O
mundo foi dominado pelo império mais pela economia e a mentira do que
pela força. Obteve o privilégio de imprimir as divisas convertíveis ao
finalizar a Segunda Guerra Mundial, monopolizava a arma nuclear,
dispunha de quase todo o ouro do mundo e era o único produtor em grande
escala de equipamentos produtivos, bens de consumo, alimentos e
serviços a nível mundial.
Tinha, contudo, um limite à impressão do papel moeda: o respaldo em
ouro, ao preço constante de 35 dólares a onça troy. Assim aconteceu
durante mais de 25 anos, até que no dia 15 de Agosto de 1971 por meio
de uma ordem presidencial de Richard Nixon, os Estados Unidos rompeu
unilateralmente esse compromisso internacional caloteando o mundo.
Não me cansarei de repeti-lo. Dessa forma lançou sobre a economia
mundial suas despesas de rearmamento e aventuras bélicas, especialmente
a guerra do Vietnã que, segundo cálculos conservadores, custou não
menos de 200 bilhões de dólares e a vida de mais de 45 mil jovens
norte-americanos.
Sobre esse pequeno país do Terceiro Mundo foram lançadas mais bombas
do que as utilizadas na última guerra mundial. Milhões de pessoas
morreram ou foram mutiladas. Ao suspender a conversão, o dólar virou
uma divisa que podia ser impressa à vontade do Governo norte-americano
sem respaldo de um valor constante.
Os bônus e notas do Tesouro continuaram circulando como divisas
convertíveis; as reservas dos Estados Unidos continuaram a se nutrir
dessas notas que, por um lado, serviam para adquirir matérias-primas,
propriedades, bens e serviços de qualquer parte do mundo e, pelo outro,
privilegiavam as exportações dos Estados Unidos perante as outras
economias do planeta. Os políticos e acadêmicos mencionam uma e outra
vez o custo real daquela guerra criminosa, descrita admiravelmente no
filme de Oliver Stone. As pessoas tendem a fazer cálculos como se os
milhões fossem iguais.

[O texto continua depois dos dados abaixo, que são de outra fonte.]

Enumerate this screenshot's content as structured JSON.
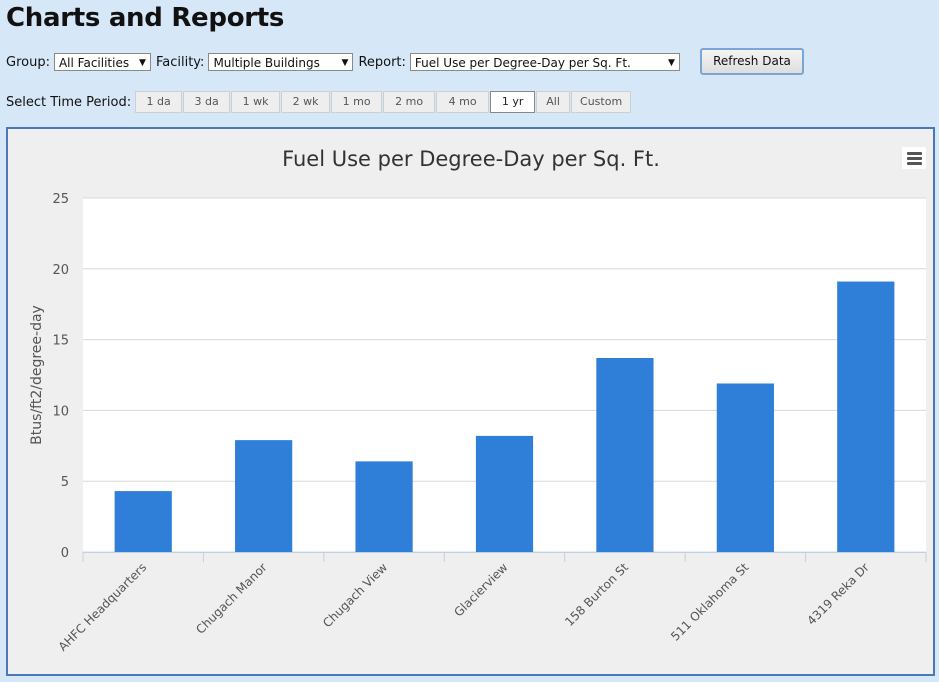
{
  "page": {
    "title": "Charts and Reports"
  },
  "controls": {
    "group_label": "Group:",
    "group_value": "All Facilities",
    "facility_label": "Facility:",
    "facility_value": "Multiple Buildings",
    "report_label": "Report:",
    "report_value": "Fuel Use per Degree-Day per Sq. Ft.",
    "refresh_label": "Refresh Data"
  },
  "time_period": {
    "label": "Select Time Period:",
    "options": [
      "1 da",
      "3 da",
      "1 wk",
      "2 wk",
      "1 mo",
      "2 mo",
      "4 mo",
      "1 yr",
      "All",
      "Custom"
    ],
    "selected": "1 yr"
  },
  "colors": {
    "bar": "#2f7ed8",
    "panel_border": "#4a78b8",
    "background": "#d6e7f7"
  },
  "icons": {
    "chart_menu": "hamburger-menu-icon",
    "select_arrow": "triangle-down-icon"
  },
  "chart_data": {
    "type": "bar",
    "title": "Fuel Use per Degree-Day per Sq. Ft.",
    "xlabel": "",
    "ylabel": "Btus/ft2/degree-day",
    "categories": [
      "AHFC Headquarters",
      "Chugach Manor",
      "Chugach View",
      "Glacierview",
      "158 Burton St",
      "511 Oklahoma St",
      "4319 Reka Dr"
    ],
    "values": [
      4.3,
      7.9,
      6.4,
      8.2,
      13.7,
      11.9,
      19.1
    ],
    "ylim": [
      0,
      25
    ],
    "yticks": [
      "0",
      "5",
      "10",
      "15",
      "20",
      "25"
    ],
    "grid": true,
    "legend": "none"
  }
}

Não costumam reparar em que os milhões de
dólares de 1971 não são iguais aos milhões de 2009.
Um milhão de dólares hoje, quando o ouro — um metal cujo valor tem
sido o mais estável durante séculos — tem um preço que ultrapassa os
mil dólares a onça troy, o seu valor é 30 vezes a mais do que valia
quando Nixon suspendeu a conversão. Duzentos bilhões em 1971, equivalem
a seis milhões de milhões de dólares em 2009. Se isto não é tido em
conta, as novas gerações não terão uma idéia da barbárie imperialista.
De igual modo, quando se fala dos 20 bilhões investidos na Europa ao
finalizar a Segunda Guerra Mundial — em virtude do Plano Marshall para
reconstruir e controlar a economia das principais potências européias,
as quais possuíam a força de trabalho e a cultura técnica necessária
para o rápido desenvolvimento da produção e dos serviços — as pessoas
costumam ignorar que o valor real do investido então pelo império
equivale ao valor internacional atual de 600 bilhões de dólares. Não
reparam em que hoje 20 bilhões apenas alcançariam para construir três
grandes refinarias de petróleo, capazes de fornecer 800 mil barris
diários de gasolina, além de outros derivados do petróleo.
As sociedades de consumo, o esbanjamento absurdo e caprichoso de
energia e de recursos naturais que hoje ameaçam a sobrevivência da
espécie, não teriam explicação em tão breve período histórico se não é
conhecida a forma irresponsável em que o capitalismo desenvolvido, em
sua fase superior, tem regido o destino do mundo.
Tão assombroso esbanjamento explica por que os dois países mais
industrializados do mundo, os Estados Unidos e o Japão, estão
endividados em aproximadamente 20 milhões de milhões de dólares.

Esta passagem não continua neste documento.